The Chinese government now has direct control of the Waldorf Astoria hotel in New York, as the country’s insurance regulator formally takes over the hotel’s embattled owner, Beijing-based Anbang Insurance Group.
Anbang, which had scooped up the famed Manhattan property three years ago as part of a $30 billion offshore deal spree, is guilty of illegal operations and will be restructured, according to a note posted on the official website of the China Insurance Regulatory Commission (CIRC) this morning. The regulator added that Wu Xiaohui, former chairman and CEO of the Beijing-based firm who disappeared into detention last June, is being prosecuted for “economic crimes.”

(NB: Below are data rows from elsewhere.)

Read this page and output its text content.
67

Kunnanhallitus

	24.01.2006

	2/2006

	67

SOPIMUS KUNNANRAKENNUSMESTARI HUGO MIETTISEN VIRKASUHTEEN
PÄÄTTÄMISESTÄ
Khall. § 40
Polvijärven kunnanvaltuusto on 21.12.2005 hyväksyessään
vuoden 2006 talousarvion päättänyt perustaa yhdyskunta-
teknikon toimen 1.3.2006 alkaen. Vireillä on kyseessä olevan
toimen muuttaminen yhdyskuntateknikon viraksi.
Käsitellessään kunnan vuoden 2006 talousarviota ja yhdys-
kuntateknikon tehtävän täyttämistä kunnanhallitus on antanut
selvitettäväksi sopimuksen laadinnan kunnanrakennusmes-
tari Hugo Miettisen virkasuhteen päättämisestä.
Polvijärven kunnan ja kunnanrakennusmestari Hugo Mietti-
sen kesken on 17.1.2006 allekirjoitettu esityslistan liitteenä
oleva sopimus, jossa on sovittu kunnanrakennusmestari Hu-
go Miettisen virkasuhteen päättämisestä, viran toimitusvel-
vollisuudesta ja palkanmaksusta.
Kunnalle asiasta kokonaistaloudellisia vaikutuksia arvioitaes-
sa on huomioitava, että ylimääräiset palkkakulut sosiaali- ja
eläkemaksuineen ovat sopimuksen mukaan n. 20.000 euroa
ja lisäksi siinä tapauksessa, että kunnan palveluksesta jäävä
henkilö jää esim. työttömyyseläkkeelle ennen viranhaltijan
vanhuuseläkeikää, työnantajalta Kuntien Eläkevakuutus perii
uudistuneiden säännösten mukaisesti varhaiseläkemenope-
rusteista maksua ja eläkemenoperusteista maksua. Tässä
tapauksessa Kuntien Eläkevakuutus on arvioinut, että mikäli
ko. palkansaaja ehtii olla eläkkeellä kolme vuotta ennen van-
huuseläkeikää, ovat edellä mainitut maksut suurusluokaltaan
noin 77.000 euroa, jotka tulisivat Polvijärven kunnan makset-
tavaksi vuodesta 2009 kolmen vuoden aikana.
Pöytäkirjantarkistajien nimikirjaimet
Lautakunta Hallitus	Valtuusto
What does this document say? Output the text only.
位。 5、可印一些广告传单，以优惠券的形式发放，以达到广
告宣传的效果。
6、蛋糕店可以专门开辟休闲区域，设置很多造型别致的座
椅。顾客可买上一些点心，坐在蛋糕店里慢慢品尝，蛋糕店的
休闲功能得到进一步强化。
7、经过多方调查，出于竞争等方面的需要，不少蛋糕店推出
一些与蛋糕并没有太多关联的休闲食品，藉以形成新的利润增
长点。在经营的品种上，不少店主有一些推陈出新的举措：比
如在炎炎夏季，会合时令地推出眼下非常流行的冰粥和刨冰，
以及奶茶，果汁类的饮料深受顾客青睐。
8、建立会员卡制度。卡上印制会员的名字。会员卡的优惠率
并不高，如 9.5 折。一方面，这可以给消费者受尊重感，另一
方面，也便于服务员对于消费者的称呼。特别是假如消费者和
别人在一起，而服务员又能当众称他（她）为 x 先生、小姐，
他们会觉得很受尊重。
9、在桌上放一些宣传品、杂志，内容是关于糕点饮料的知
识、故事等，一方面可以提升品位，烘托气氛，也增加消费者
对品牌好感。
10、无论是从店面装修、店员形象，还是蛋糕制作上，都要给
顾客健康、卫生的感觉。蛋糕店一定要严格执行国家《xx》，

The First Intermediate People’s Court of Shanghai has indicted Wu for fraudulent fundraising and for improper use of company assets, according to a statement by the office of Shanghai’s public prosecutor cited by Chinese news outlet Caixin.
Beijing Puts Anbang Out of its Misery
CIRC said it would take over the company for a year, from today until February 22, 2019. Anbang’s business operations violate China’s insurance laws, which may “seriously endanger” the firm’s solvency, according to the regulator. The insurance watchdog was reported to be overseeing Anbang’s daily operations as early as last July.

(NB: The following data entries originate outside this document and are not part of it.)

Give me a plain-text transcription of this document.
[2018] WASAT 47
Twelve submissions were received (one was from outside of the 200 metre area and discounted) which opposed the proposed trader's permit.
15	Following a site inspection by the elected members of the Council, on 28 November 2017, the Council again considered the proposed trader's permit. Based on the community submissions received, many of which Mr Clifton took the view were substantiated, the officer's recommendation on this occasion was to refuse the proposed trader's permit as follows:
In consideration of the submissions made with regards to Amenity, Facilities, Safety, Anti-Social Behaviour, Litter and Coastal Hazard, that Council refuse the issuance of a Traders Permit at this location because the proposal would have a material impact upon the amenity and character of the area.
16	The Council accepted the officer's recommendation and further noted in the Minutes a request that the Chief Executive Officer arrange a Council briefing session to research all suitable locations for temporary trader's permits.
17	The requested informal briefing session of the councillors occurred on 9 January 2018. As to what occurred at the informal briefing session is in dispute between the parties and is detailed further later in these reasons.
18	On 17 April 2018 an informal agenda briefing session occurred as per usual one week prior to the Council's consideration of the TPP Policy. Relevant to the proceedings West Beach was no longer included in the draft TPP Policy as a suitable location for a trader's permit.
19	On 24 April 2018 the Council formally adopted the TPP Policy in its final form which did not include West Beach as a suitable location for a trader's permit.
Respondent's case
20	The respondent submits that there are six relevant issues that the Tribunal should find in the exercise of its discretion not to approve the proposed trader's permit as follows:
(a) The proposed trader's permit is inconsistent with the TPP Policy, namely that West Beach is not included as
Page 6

Following the takeover, all asset transactions, capital transfers and non-insurance contracts must be approved by a 31 member task force appointed by the CIRC, according to the statement, which referred to Wu as Anbang’s “former chairman”. In addition to Wu’s apparent removal, the company’s board of directors and general meeting of shareholders will be suspended, while other employees are to continue performing their duties.

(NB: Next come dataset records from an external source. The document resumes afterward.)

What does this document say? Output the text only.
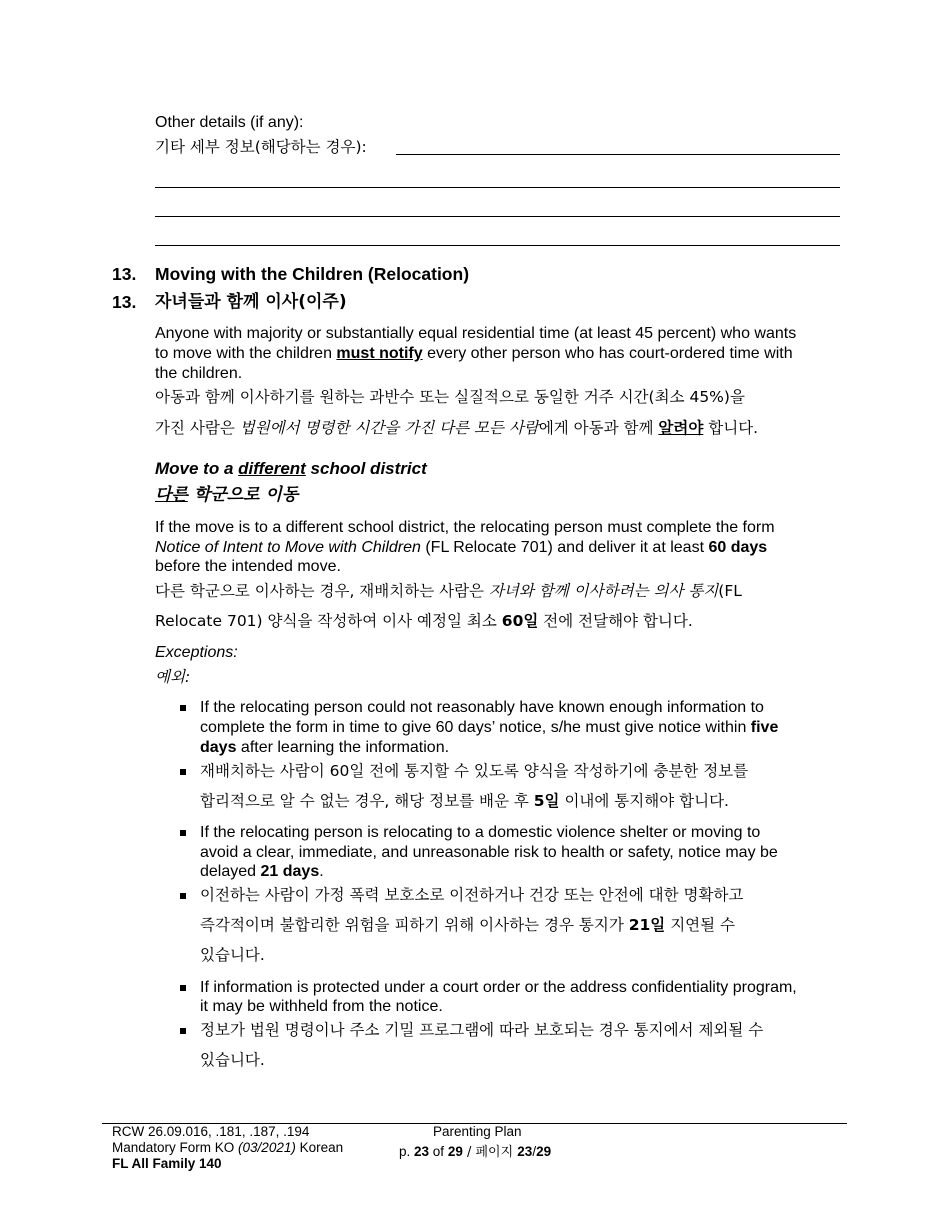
Other details (if any):
기타 세부 정보(해당하는 경우):
13. Moving with the Children (Relocation)
13. 자녀들과 함께 이사(이주)
Anyone with majority or substantially equal residential time (at least 45 percent) who wants
to move with the children must notify every other person who has court-ordered time with
the children.
아동과 함께 이사하기를 원하는 과반수 또는 실질적으로 동일한 거주 시간(최소 45%)을
가진 사람은 법원에서 명령한 시간을 가진 다른 모든 사람에게 아동과 함께 알려야 합니다.
Move to a different school district
다른 학군으로 이동
If the move is to a different school district, the relocating person must complete the form
Notice of Intent to Move with Children (FL Relocate 701) and deliver it at least 60 days
before the intended move.
다른 학군으로 이사하는 경우, 재배치하는 사람은 자녀와 함께 이사하려는 의사 통지(FL
Relocate 701) 양식을 작성하여 이사 예정일 최소 60일 전에 전달해야 합니다.
Exceptions:
예외:
If the relocating person could not reasonably have known enough information to
complete the form in time to give 60 days’ notice, s/he must give notice within five
days after learning the information.
재배치하는 사람이 60일 전에 통지할 수 있도록 양식을 작성하기에 충분한 정보를
합리적으로 알 수 없는 경우, 해당 정보를 배운 후 5일 이내에 통지해야 합니다.
If the relocating person is relocating to a domestic violence shelter or moving to
avoid a clear, immediate, and unreasonable risk to health or safety, notice may be
delayed 21 days.
이전하는 사람이 가정 폭력 보호소로 이전하거나 건강 또는 안전에 대한 명확하고
즉각적이며 불합리한 위험을 피하기 위해 이사하는 경우 통지가 21일 지연될 수
있습니다.
If information is protected under a court order or the address confidentiality program,
it may be withheld from the notice.
정보가 법원 명령이나 주소 기밀 프로그램에 따라 보호되는 경우 통지에서 제외될 수
있습니다.
RCW 26.09.016, .181, .187, .194
Mandatory Form KO (03/2021) Korean
FL All Family 140
Parenting Plan
p. 23 of 29 / 페이지 23/29
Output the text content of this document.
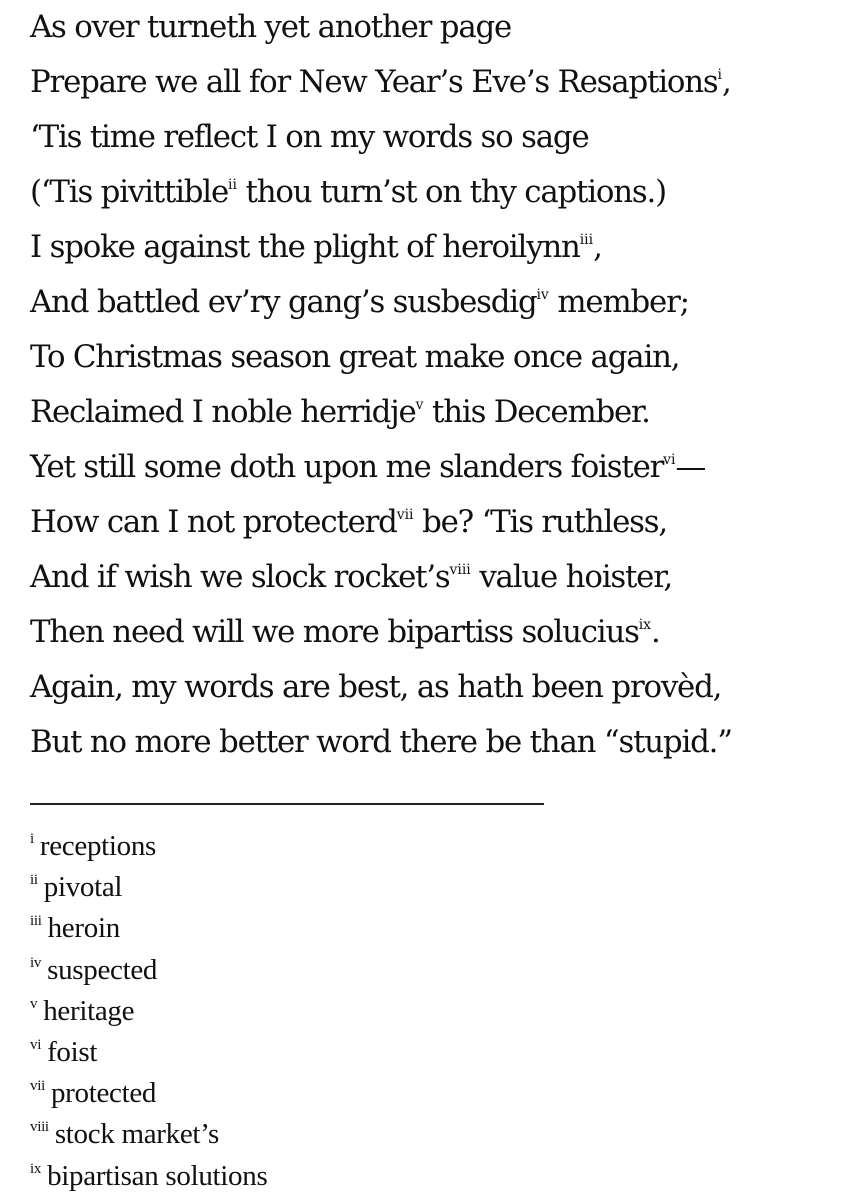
As over turneth yet another page
Prepare we all for New Year’s Eve’s Resaptions$^i$,
‘Tis time reflect I on my words so sage
(‘Tis pivittible$^{ii}$ thou turn’st on thy captions.)
I spoke against the plight of heroilynn$^{iii}$,
And battled ev’ry gang’s susbesdig$^{iv}$ member;
To Christmas season great make once again,
Reclaimed I noble herridje$^v$ this December.
Yet still some doth upon me slanders foister$^{vi}$—
How can I not protecterd$^{vii}$ be? ‘Tis ruthless,
And if wish we slock $rocket’s^{viii}$ value hoister,
Then need will we more bipartiss solucius$^{ix}$.
Again, my words are best, as hath been provèd,
But no more better word there be than “stupid.”
$^i$ receptions
$^{ii}$ pivotal
$^{iii}$ heroin
$^{iv}$ suspected
$^v$ heritage
$^{vi}$ foist
$^{vii}$ protected
$^{viii}$ stock market’s
$^{ix}$ bipartisan solutions
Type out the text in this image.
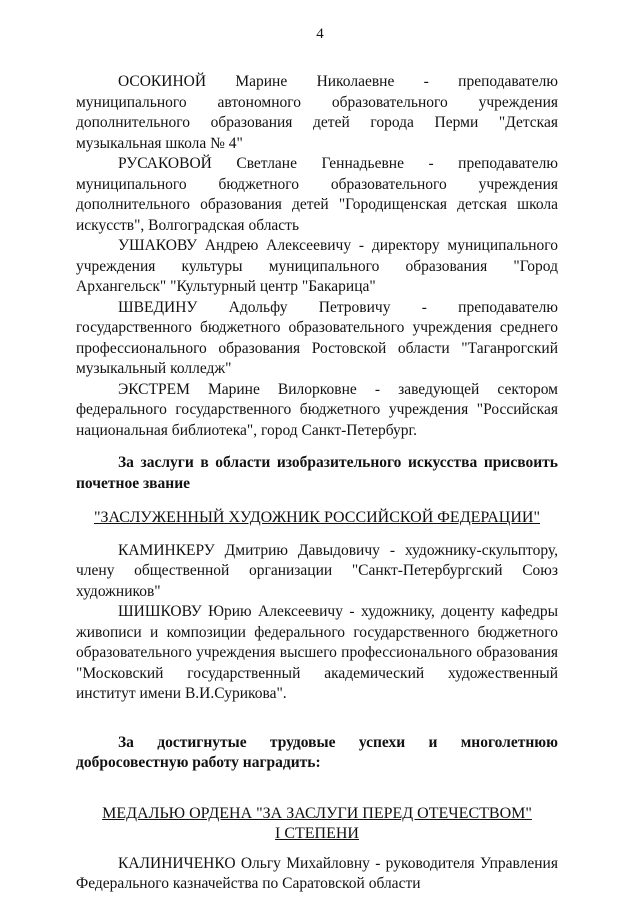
4

ОСОКИНОЙ Марине Николаевне - преподавателю муниципального автономного образовательного учреждения дополнительного образования детей города Перми "Детская музыкальная школа № 4"

РУСАКОВОЙ Светлане Геннадьевне - преподавателю муниципального бюджетного образовательного учреждения дополнительного образования детей "Городищенская детская школа искусств", Волгоградская область

УШАКОВУ Андрею Алексеевичу - директору муниципального учреждения культуры муниципального образования "Город Архангельск" "Культурный центр "Бакарица"

ШВЕДИНУ Адольфу Петровичу - преподавателю государственного бюджетного образовательного учреждения среднего профессионального образования Ростовской области "Таганрогский музыкальный колледж"

ЭКСТРЕМ Марине Вилорковне - заведующей сектором федерального государственного бюджетного учреждения "Российская национальная библиотека", город Санкт-Петербург.

За заслуги в области изобразительного искусства присвоить почетное звание

"ЗАСЛУЖЕННЫЙ ХУДОЖНИК РОССИЙСКОЙ ФЕДЕРАЦИИ"

КАМИНКЕРУ Дмитрию Давыдовичу - художнику-скульптору, члену общественной организации "Санкт-Петербургский Союз художников"

ШИШКОВУ Юрию Алексеевичу - художнику, доценту кафедры живописи и композиции федерального государственного бюджетного образовательного учреждения высшего профессионального образования "Московский государственный академический художественный институт имени В.И.Сурикова".

За достигнутые трудовые успехи и многолетнюю добросовестную работу наградить:

МЕДАЛЬЮ ОРДЕНА "ЗА ЗАСЛУГИ ПЕРЕД ОТЕЧЕСТВОМ"
I СТЕПЕНИ

КАЛИНИЧЕНКО Ольгу Михайловну - руководителя Управления Федерального казначейства по Саратовской области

The takeover team, which also includes members of other regulatory bodies, will introduce private capital to restructure the group, which the CIRC says will retain its private status. The move is designed to protect the rights and interests of customers and safeguard the public interest, according to the regulator.
“Anbang may remain a private company, but you’re likely to see it broken up and its operations taken over by more stable domestic players,” said one mainland investment banker who spoke with Mingtiandi. “The government doesn’t want to run the company directly in the long term, but it could break Anbang up and arrange for pieces of it to be acquired by more established firms.”
Insurer in Disarray After Global Shopping Spree
Anbang is best known abroad for its $1.95 billion purchase of New York’s Waldorf Astoria from Blackstone’s Hilton Hotels in 2014. The landmark deal kicked off a global acquisition spree in which the company picked up a combined $16 billion of properties, insurance firms and other overseas assets in the span of 30 months.
Anbang relied on high-cost borrowing to finance this investment surge. In the process, the company began to draw regulatory scrutiny over its sale of dubious insurance and wealth management products such as “Anbang Win-Win #3,” a three-year product offering a 5.1 percent guaranteed payout.
Proceeds from its high-yielding products enabled Anbang to acquire trophy assets such as the Manhattan hotel, which had a reported investment yield of around 2.0 percent, according to property consultancy JLL. This mismatch between Anbang’s high funding costs and rapid acquisition of low-yielding assets is thought by some analysts to be among the reasons that China’s regulators decided to truncate the insurer’s investment spree last year.
China’s Regulators Move From Crackdown to Takeover
Now Anbang Group’s business operations are “fundamentally stable,” according to a statement by CIRC cited by financial data provider Wind Information. The regulator said it sent a task force to conduct on-site inspections and strengthen oversight of Anbang last June.
Wu was reported to be detained that month, after the company’s life insurance unit had been barred from selling new products over alleged violations of insurance rules. The once high-flying magnate, who married the granddaughter of China’s former leader Deng Xiaoping, has not been heard from since.
The company made the second-largest US acquisition by a Chinese buyer in 2016, by purchasing the Strategic Hotels & Resorts portfolio of high-end hospitality assets from Blackstone Group for $5.5 billion. Now Blackstone, which ultimately sold a total of $9.5 billion of properties in the US and Europe to Anbang, is reportedly in early talks to buy back some or all of those assets.
Anbang first became a target of government scrutiny in March 2016, when it lodged and then abruptly abandoned a $14 billion bid for US-based hospitality chain Starwood Hotels and Resorts. Reports in the Chinese media at the time of Anbang’s Starwood bid said that the CIRC was opposed to further overseas acquisition by the insurer, which was said to have already surpassed limits on foreign asset holdings. Anbang ranks 139th on the Fortune Global 500 list and has claimed total assets of RMB 1.97 trillion ($310.85 billion).